People in southern Ontario may have witnessed a rare space event this week.
“On Monday evening there was a very bright fireball that basically started over the central part of Lake Ontario and moved to the northeast and ended just to the north of Peterborough,” says Peter Brown, Director of Western University's Centre of Planetary and Space exploration. “We think there's a very good chance that meteorites survived the fireball and have reached the ground.”
Brown says an event like this that produces a good chance of meteorites on the ground in southern Ontario happens maybe every one or two years.
“It's pretty rare, and it's also pretty rare to have it happen in a place where there's so much chance of recovery,” he says. “Most of them end up in the Great Lakes or some place that's very inaccessible. This is not ideal territory but it's possible that someone might be able to recover something in this region.”

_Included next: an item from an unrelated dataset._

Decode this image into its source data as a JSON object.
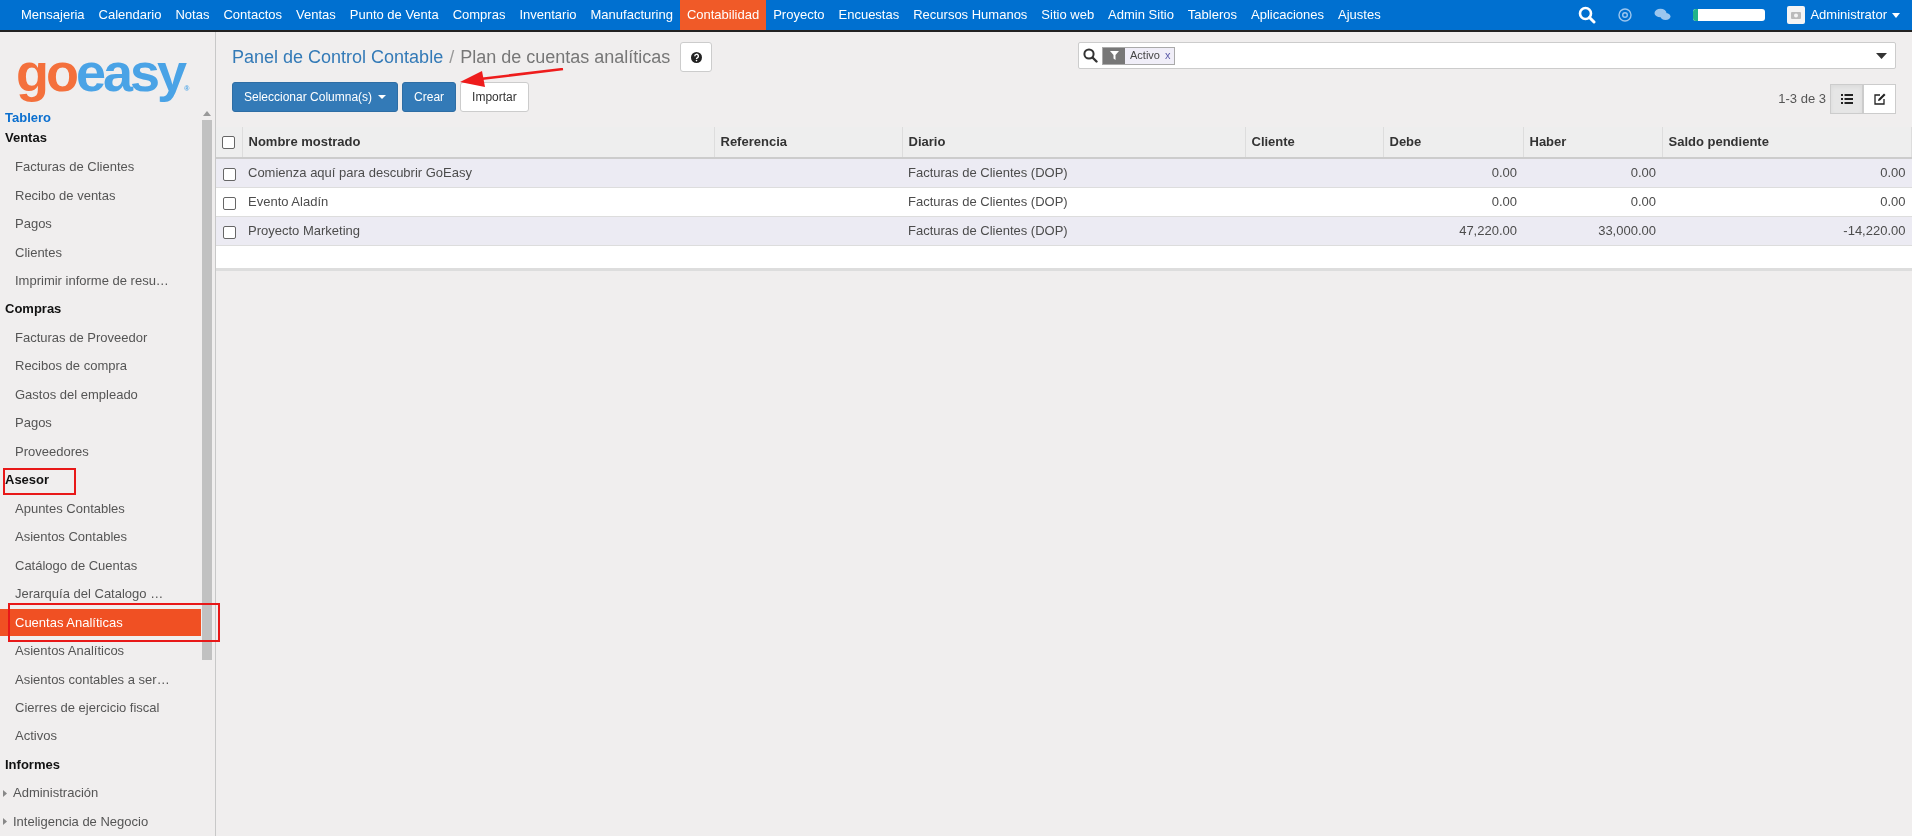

As a result, the Royal Ontario Museum (ROM) and The University of Western Ontario (UWO) are looking for help from local residents who witnessed, or who may have found fragments, of the meteorite.
“We think there are meteorites down to the east side of the town of Selwyn. This is a region of upper Stoney Lake,” explains Brown. “So residents in that area we're asking people to keep an eye out for possible meteorites on the ground.”
Meteorites are dark in colour, heavy for their size, possibly magnetic and should stand out as being somewhat unusual compared to other rocks.
Brown is also hoping that anyone who saw the meteorite will contact him.
“If there are people in the general area of Stoney Lake who actually saw this fireball or heard the fireball, we'd be very interested in hearing from them. They can contact me by email at email@example.com.”
Despite happening near the Geminid meteor shower, Brown says this incident is not connected.
“It just by chance happened to occur the same time,“ he explains. “It's just a random piece of an asteroid that happened to enter the atmosphere Monday night.”
Brown insists that a meteor like this would not have been considered dangerous.
“It's not moving particularly fast when it hits. It's not hot, it's actually quite cool to the touch,” he says. “It can only be dangerous if you are hit by the meteorite, which would be pretty incredibly bad luck.”